Tags : International -
Publié le 10 Novembre 2016

Pour certains, une mutation à l’étranger s’accompagne d’une remise à niveau linguistique. Présent dans 300 pays, leader sur le marché français avec 30 centres linguistiques, dont 6 dans la région, Inligua forme avec succès des cadres en partance pour un autre pays.

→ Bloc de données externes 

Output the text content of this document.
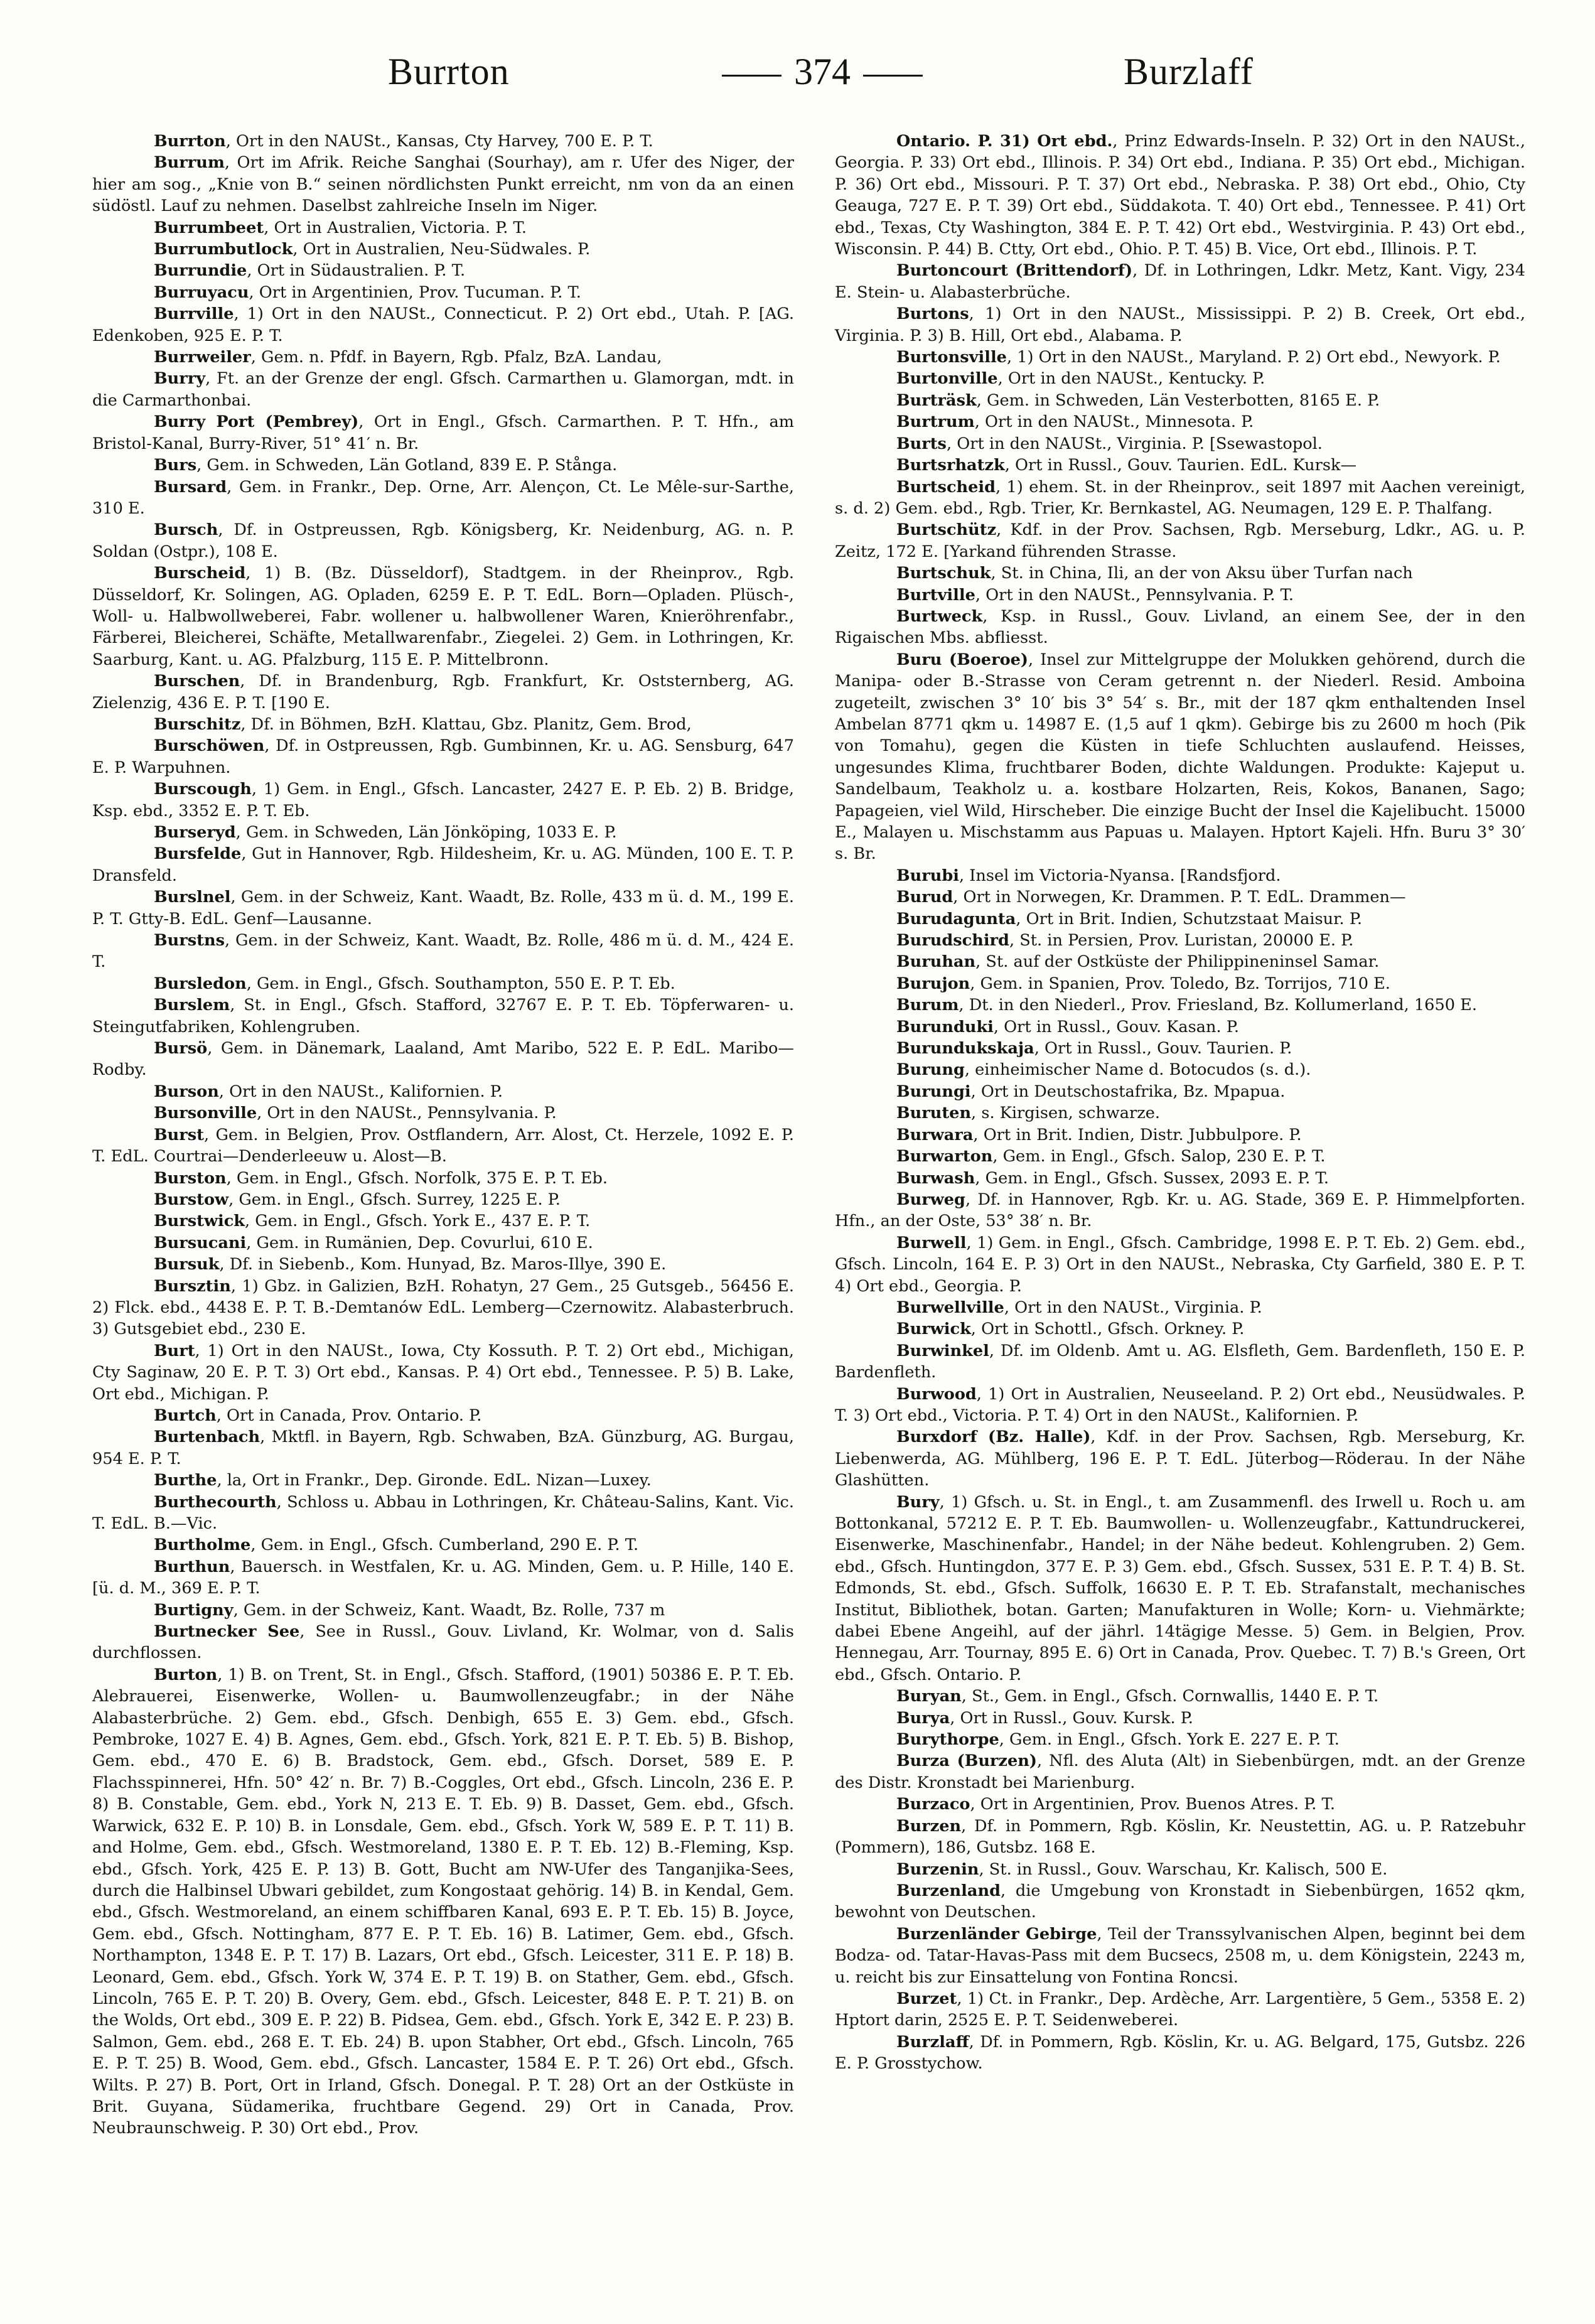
Burrton	374	Burzlaff

Burrton, Ort in den NAUSt., Kansas, Cty Harvey, 700 E. P. T.

Burrum, Ort im Afrik. Reiche Sanghai (Sourhay), am r. Ufer des Niger, der hier am sog., „Knie von B.“ seinen nördlichsten Punkt erreicht, nm von da an einen südöstl. Lauf zu nehmen. Daselbst zahlreiche Inseln im Niger.

Burrumbeet, Ort in Australien, Victoria. P. T.

Burrumbutlock, Ort in Australien, Neu-Südwales. P.

Burrundie, Ort in Südaustralien. P. T.

Burruyacu, Ort in Argentinien, Prov. Tucuman. P. T.

Burrville, 1) Ort in den NAUSt., Connecticut. P. 2) Ort ebd., Utah. P. [AG. Edenkoben, 925 E. P. T.

Burrweiler, Gem. n. Pfdf. in Bayern, Rgb. Pfalz, BzA. Landau,

Burry, Ft. an der Grenze der engl. Gfsch. Carmarthen u. Glamorgan, mdt. in die Carmarthonbai.

Burry Port (Pembrey), Ort in Engl., Gfsch. Carmarthen. P. T. Hfn., am Bristol-Kanal, Burry-River, 51° 41′ n. Br.

Burs, Gem. in Schweden, Län Gotland, 839 E. P. Stånga.

Bursard, Gem. in Frankr., Dep. Orne, Arr. Alençon, Ct. Le Mêle-sur-Sarthe, 310 E.

Bursch, Df. in Ostpreussen, Rgb. Königsberg, Kr. Neidenburg, AG. n. P. Soldan (Ostpr.), 108 E.

Burscheid, 1) B. (Bz. Düsseldorf), Stadtgem. in der Rheinprov., Rgb. Düsseldorf, Kr. Solingen, AG. Opladen, 6259 E. P. T. EdL. Born—Opladen. Plüsch-, Woll- u. Halbwollweberei, Fabr. wollener u. halbwollener Waren, Knieröhrenfabr., Färberei, Bleicherei, Schäfte, Metallwarenfabr., Ziegelei. 2) Gem. in Lothringen, Kr. Saarburg, Kant. u. AG. Pfalzburg, 115 E. P. Mittelbronn.

Burschen, Df. in Brandenburg, Rgb. Frankfurt, Kr. Oststernberg, AG. Zielenzig, 436 E. P. T. [190 E.

Burschitz, Df. in Böhmen, BzH. Klattau, Gbz. Planitz, Gem. Brod,

Burschöwen, Df. in Ostpreussen, Rgb. Gumbinnen, Kr. u. AG. Sensburg, 647 E. P. Warpuhnen.

Burscough, 1) Gem. in Engl., Gfsch. Lancaster, 2427 E. P. Eb. 2) B. Bridge, Ksp. ebd., 3352 E. P. T. Eb.

Burseryd, Gem. in Schweden, Län Jönköping, 1033 E. P.

Bursfelde, Gut in Hannover, Rgb. Hildesheim, Kr. u. AG. Münden, 100 E. T. P. Dransfeld.

Burslnel, Gem. in der Schweiz, Kant. Waadt, Bz. Rolle, 433 m ü. d. M., 199 E. P. T. Gtty-B. EdL. Genf—Lausanne.

Burstns, Gem. in der Schweiz, Kant. Waadt, Bz. Rolle, 486 m ü. d. M., 424 E. T.

Bursledon, Gem. in Engl., Gfsch. Southampton, 550 E. P. T. Eb.

Burslem, St. in Engl., Gfsch. Stafford, 32767 E. P. T. Eb. Töpferwaren- u. Steingutfabriken, Kohlengruben.

Bursö, Gem. in Dänemark, Laaland, Amt Maribo, 522 E. P. EdL. Maribo—Rodby.

Burson, Ort in den NAUSt., Kalifornien. P.

Bursonville, Ort in den NAUSt., Pennsylvania. P.

Burst, Gem. in Belgien, Prov. Ostflandern, Arr. Alost, Ct. Herzele, 1092 E. P. T. EdL. Courtrai—Denderleeuw u. Alost—B.

Burston, Gem. in Engl., Gfsch. Norfolk, 375 E. P. T. Eb.

Burstow, Gem. in Engl., Gfsch. Surrey, 1225 E. P.

Burstwick, Gem. in Engl., Gfsch. York E., 437 E. P. T.

Bursucani, Gem. in Rumänien, Dep. Covurlui, 610 E.

Bursuk, Df. in Siebenb., Kom. Hunyad, Bz. Maros-Illye, 390 E.

Bursztin, 1) Gbz. in Galizien, BzH. Rohatyn, 27 Gem., 25 Gutsgeb., 56456 E. 2) Flck. ebd., 4438 E. P. T. B.-Demtanów EdL. Lemberg—Czernowitz. Alabasterbruch. 3) Gutsgebiet ebd., 230 E.

Burt, 1) Ort in den NAUSt., Iowa, Cty Kossuth. P. T. 2) Ort ebd., Michigan, Cty Saginaw, 20 E. P. T. 3) Ort ebd., Kansas. P. 4) Ort ebd., Tennessee. P. 5) B. Lake, Ort ebd., Michigan. P.

Burtch, Ort in Canada, Prov. Ontario. P.

Burtenbach, Mktfl. in Bayern, Rgb. Schwaben, BzA. Günzburg, AG. Burgau, 954 E. P. T.

Burthe, la, Ort in Frankr., Dep. Gironde. EdL. Nizan—Luxey.

Burthecourth, Schloss u. Abbau in Lothringen, Kr. Château-Salins, Kant. Vic. T. EdL. B.—Vic.

Burtholme, Gem. in Engl., Gfsch. Cumberland, 290 E. P. T.

Burthun, Bauersch. in Westfalen, Kr. u. AG. Minden, Gem. u. P. Hille, 140 E. [ü. d. M., 369 E. P. T.

Burtigny, Gem. in der Schweiz, Kant. Waadt, Bz. Rolle, 737 m

Burtnecker See, See in Russl., Gouv. Livland, Kr. Wolmar, von d. Salis durchflossen.

Burton, 1) B. on Trent, St. in Engl., Gfsch. Stafford, (1901) 50386 E. P. T. Eb. Alebrauerei, Eisenwerke, Wollen- u. Baumwollenzeugfabr.; in der Nähe Alabasterbrüche. 2) Gem. ebd., Gfsch. Denbigh, 655 E. 3) Gem. ebd., Gfsch. Pembroke, 1027 E. 4) B. Agnes, Gem. ebd., Gfsch. York, 821 E. P. T. Eb. 5) B. Bishop, Gem. ebd., 470 E. 6) B. Bradstock, Gem. ebd., Gfsch. Dorset, 589 E. P. Flachsspinnerei, Hfn. 50° 42′ n. Br. 7) B.-Coggles, Ort ebd., Gfsch. Lincoln, 236 E. P. 8) B. Constable, Gem. ebd., York N, 213 E. T. Eb. 9) B. Dasset, Gem. ebd., Gfsch. Warwick, 632 E. P. 10) B. in Lonsdale, Gem. ebd., Gfsch. York W, 589 E. P. T. 11) B. and Holme, Gem. ebd., Gfsch. Westmoreland, 1380 E. P. T. Eb. 12) B.-Fleming, Ksp. ebd., Gfsch. York, 425 E. P. 13) B. Gott, Bucht am NW-Ufer des Tanganjika-Sees, durch die Halbinsel Ubwari gebildet, zum Kongostaat gehörig. 14) B. in Kendal, Gem. ebd., Gfsch. Westmoreland, an einem schiffbaren Kanal, 693 E. P. T. Eb. 15) B. Joyce, Gem. ebd., Gfsch. Nottingham, 877 E. P. T. Eb. 16) B. Latimer, Gem. ebd., Gfsch. Northampton, 1348 E. P. T. 17) B. Lazars, Ort ebd., Gfsch. Leicester, 311 E. P. 18) B. Leonard, Gem. ebd., Gfsch. York W, 374 E. P. T. 19) B. on Stather, Gem. ebd., Gfsch. Lincoln, 765 E. P. T. 20) B. Overy, Gem. ebd., Gfsch. Leicester, 848 E. P. T. 21) B. on the Wolds, Ort ebd., 309 E. P. 22) B. Pidsea, Gem. ebd., Gfsch. York E, 342 E. P. 23) B. Salmon, Gem. ebd., 268 E. T. Eb. 24) B. upon Stabher, Ort ebd., Gfsch. Lincoln, 765 E. P. T. 25) B. Wood, Gem. ebd., Gfsch. Lancaster, 1584 E. P. T. 26) Ort ebd., Gfsch. Wilts. P. 27) B. Port, Ort in Irland, Gfsch. Donegal. P. T. 28) Ort an der Ostküste in Brit. Guyana, Südamerika, fruchtbare Gegend. 29) Ort in Canada, Prov. Neubraunschweig. P. 30) Ort ebd., Prov.

Ontario. P. 31) Ort ebd., Prinz Edwards-Inseln. P. 32) Ort in den NAUSt., Georgia. P. 33) Ort ebd., Illinois. P. 34) Ort ebd., Indiana. P. 35) Ort ebd., Michigan. P. 36) Ort ebd., Missouri. P. T. 37) Ort ebd., Nebraska. P. 38) Ort ebd., Ohio, Cty Geauga, 727 E. P. T. 39) Ort ebd., Süddakota. T. 40) Ort ebd., Tennessee. P. 41) Ort ebd., Texas, Cty Washington, 384 E. P. T. 42) Ort ebd., Westvirginia. P. 43) Ort ebd., Wisconsin. P. 44) B. Ctty, Ort ebd., Ohio. P. T. 45) B. Vice, Ort ebd., Illinois. P. T.

Burtoncourt (Brittendorf), Df. in Lothringen, Ldkr. Metz, Kant. Vigy, 234 E. Stein- u. Alabasterbrüche.

Burtons, 1) Ort in den NAUSt., Mississippi. P. 2) B. Creek, Ort ebd., Virginia. P. 3) B. Hill, Ort ebd., Alabama. P.

Burtonsville, 1) Ort in den NAUSt., Maryland. P. 2) Ort ebd., Newyork. P.

Burtonville, Ort in den NAUSt., Kentucky. P.

Burträsk, Gem. in Schweden, Län Vesterbotten, 8165 E. P.

Burtrum, Ort in den NAUSt., Minnesota. P.

Burts, Ort in den NAUSt., Virginia. P. [Ssewastopol.

Burtsrhatzk, Ort in Russl., Gouv. Taurien. EdL. Kursk—

Burtscheid, 1) ehem. St. in der Rheinprov., seit 1897 mit Aachen vereinigt, s. d. 2) Gem. ebd., Rgb. Trier, Kr. Bernkastel, AG. Neumagen, 129 E. P. Thalfang.

Burtschütz, Kdf. in der Prov. Sachsen, Rgb. Merseburg, Ldkr., AG. u. P. Zeitz, 172 E. [Yarkand führenden Strasse.

Burtschuk, St. in China, Ili, an der von Aksu über Turfan nach

Burtville, Ort in den NAUSt., Pennsylvania. P. T.

Burtweck, Ksp. in Russl., Gouv. Livland, an einem See, der in den Rigaischen Mbs. abfliesst.

Buru (Boeroe), Insel zur Mittelgruppe der Molukken gehörend, durch die Manipa- oder B.-Strasse von Ceram getrennt n. der Niederl. Resid. Amboina zugeteilt, zwischen 3° 10′ bis 3° 54′ s. Br., mit der 187 qkm enthaltenden Insel Ambelan 8771 qkm u. 14987 E. (1,5 auf 1 qkm). Gebirge bis zu 2600 m hoch (Pik von Tomahu), gegen die Küsten in tiefe Schluchten auslaufend. Heisses, ungesundes Klima, fruchtbarer Boden, dichte Waldungen. Produkte: Kajeput u. Sandelbaum, Teakholz u. a. kostbare Holzarten, Reis, Kokos, Bananen, Sago; Papageien, viel Wild, Hirscheber. Die einzige Bucht der Insel die Kajelibucht. 15000 E., Malayen u. Mischstamm aus Papuas u. Malayen. Hptort Kajeli. Hfn. Buru 3° 30′ s. Br.

Burubi, Insel im Victoria-Nyansa. [Randsfjord.

Burud, Ort in Norwegen, Kr. Drammen. P. T. EdL. Drammen—

Burudagunta, Ort in Brit. Indien, Schutzstaat Maisur. P.

Burudschird, St. in Persien, Prov. Luristan, 20000 E. P.

Buruhan, St. auf der Ostküste der Philippineninsel Samar.

Burujon, Gem. in Spanien, Prov. Toledo, Bz. Torrijos, 710 E.

Burum, Dt. in den Niederl., Prov. Friesland, Bz. Kollumerland, 1650 E.

Burunduki, Ort in Russl., Gouv. Kasan. P.

Burundukskaja, Ort in Russl., Gouv. Taurien. P.

Burung, einheimischer Name d. Botocudos (s. d.).

Burungi, Ort in Deutschostafrika, Bz. Mpapua.

Buruten, s. Kirgisen, schwarze.

Burwara, Ort in Brit. Indien, Distr. Jubbulpore. P.

Burwarton, Gem. in Engl., Gfsch. Salop, 230 E. P. T.

Burwash, Gem. in Engl., Gfsch. Sussex, 2093 E. P. T.

Burweg, Df. in Hannover, Rgb. Kr. u. AG. Stade, 369 E. P. Himmelpforten. Hfn., an der Oste, 53° 38′ n. Br.

Burwell, 1) Gem. in Engl., Gfsch. Cambridge, 1998 E. P. T. Eb. 2) Gem. ebd., Gfsch. Lincoln, 164 E. P. 3) Ort in den NAUSt., Nebraska, Cty Garfield, 380 E. P. T. 4) Ort ebd., Georgia. P.

Burwellville, Ort in den NAUSt., Virginia. P.

Burwick, Ort in Schottl., Gfsch. Orkney. P.

Burwinkel, Df. im Oldenb. Amt u. AG. Elsfleth, Gem. Bardenfleth, 150 E. P. Bardenfleth.

Burwood, 1) Ort in Australien, Neuseeland. P. 2) Ort ebd., Neusüdwales. P. T. 3) Ort ebd., Victoria. P. T. 4) Ort in den NAUSt., Kalifornien. P.

Burxdorf (Bz. Halle), Kdf. in der Prov. Sachsen, Rgb. Merseburg, Kr. Liebenwerda, AG. Mühlberg, 196 E. P. T. EdL. Jüterbog—Röderau. In der Nähe Glashütten.

Bury, 1) Gfsch. u. St. in Engl., t. am Zusammenfl. des Irwell u. Roch u. am Bottonkanal, 57212 E. P. T. Eb. Baumwollen- u. Wollenzeugfabr., Kattundruckerei, Eisenwerke, Maschinenfabr., Handel; in der Nähe bedeut. Kohlengruben. 2) Gem. ebd., Gfsch. Huntingdon, 377 E. P. 3) Gem. ebd., Gfsch. Sussex, 531 E. P. T. 4) B. St. Edmonds, St. ebd., Gfsch. Suffolk, 16630 E. P. T. Eb. Strafanstalt, mechanisches Institut, Bibliothek, botan. Garten; Manufakturen in Wolle; Korn- u. Viehmärkte; dabei Ebene Angeihl, auf der jährl. 14tägige Messe. 5) Gem. in Belgien, Prov. Hennegau, Arr. Tournay, 895 E. 6) Ort in Canada, Prov. Quebec. T. 7) B.'s Green, Ort ebd., Gfsch. Ontario. P.

Buryan, St., Gem. in Engl., Gfsch. Cornwallis, 1440 E. P. T.

Burya, Ort in Russl., Gouv. Kursk. P.

Burythorpe, Gem. in Engl., Gfsch. York E. 227 E. P. T.

Burza (Burzen), Nfl. des Aluta (Alt) in Siebenbürgen, mdt. an der Grenze des Distr. Kronstadt bei Marienburg.

Burzaco, Ort in Argentinien, Prov. Buenos Atres. P. T.

Burzen, Df. in Pommern, Rgb. Köslin, Kr. Neustettin, AG. u. P. Ratzebuhr (Pommern), 186, Gutsbz. 168 E.

Burzenin, St. in Russl., Gouv. Warschau, Kr. Kalisch, 500 E.

Burzenland, die Umgebung von Kronstadt in Siebenbürgen, 1652 qkm, bewohnt von Deutschen.

Burzenländer Gebirge, Teil der Transsylvanischen Alpen, beginnt bei dem Bodza- od. Tatar-Havas-Pass mit dem Bucsecs, 2508 m, u. dem Königstein, 2243 m, u. reicht bis zur Einsattelung von Fontina Roncsi.

Burzet, 1) Ct. in Frankr., Dep. Ardèche, Arr. Largentière, 5 Gem., 5358 E. 2) Hptort darin, 2525 E. P. T. Seidenweberei.

Burzlaff, Df. in Pommern, Rgb. Köslin, Kr. u. AG. Belgard, 175, Gutsbz. 226 E. P. Grosstychow.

Fondée en 1968 en Suisse, Inligua International est l'un des leaders du marché mondial pour les services linguistiques, fonctionnant sur le principe d’une licence d’exploitation. Dans la région, Inligua a été créé en 1978 par l’oncle et la tante de Charles Bonnier, l’actuel directeur commercial. « Avec plus de 40 salariés, nous formons entre 1 500 et 2 000 personnes chaque année dans nos centres de Marcq-en-Barœul, Valenciennes, Dunkerque, Boulogne, Hazebrouck et Hénin-Beaumont. Le succès de notre méthode repose sur la relation. Nous proposons des formations en face à face dans nos centres ou à distance par le biais de la visio conférence, de l’e-learning ou du téléphone. La priorité porte sur la communication directe car nous sommes convaincus que le meilleur moyen d'apprendre à parler une langue est de la parler réellement », explique-t-il. Que ce soit pour une personne en cours de mutation, pour une autre ayant besoin d'une langue étrangère en vue de négociations commerciales ou bien pour animer des conférences professionnelles, Inlingua répond à de nombreux besoins. « Nous estimons qu’il faut entre 60 et 100 heures de formation pour échanger dans une langue dans des situations simples de la vie courante et professionnelle. Idéalement, je recommanderais 2 heures de cours par jour mais ce rythme est rarement compatible avec le rythme professionnel de nos clients. C’est pourquoi nous proposons des cours le samedi ou le soir après le travail, parfois à domicile ». Inligua forme essentiellement des cadres entre 30 et 55 ans, à l’anglais surtout (85% des demandes), mais également à l’italien, l’allemand, l’espagnol, au portugais et au néerlandais. Plus rarement à l’arabe, au chinois et au russe. « Notre méthode pédagogique est à l’opposé de celle proposée par l’Education nationale. Nous parlons pour apprendre plutôt qu’apprendre pour parler. Nous apportons des outils pour pouvoir exprimer dans une autre langue ce que l’on sait exprimer aisément dans sa langue natale », souligne Colette Giraud, chargée de formation.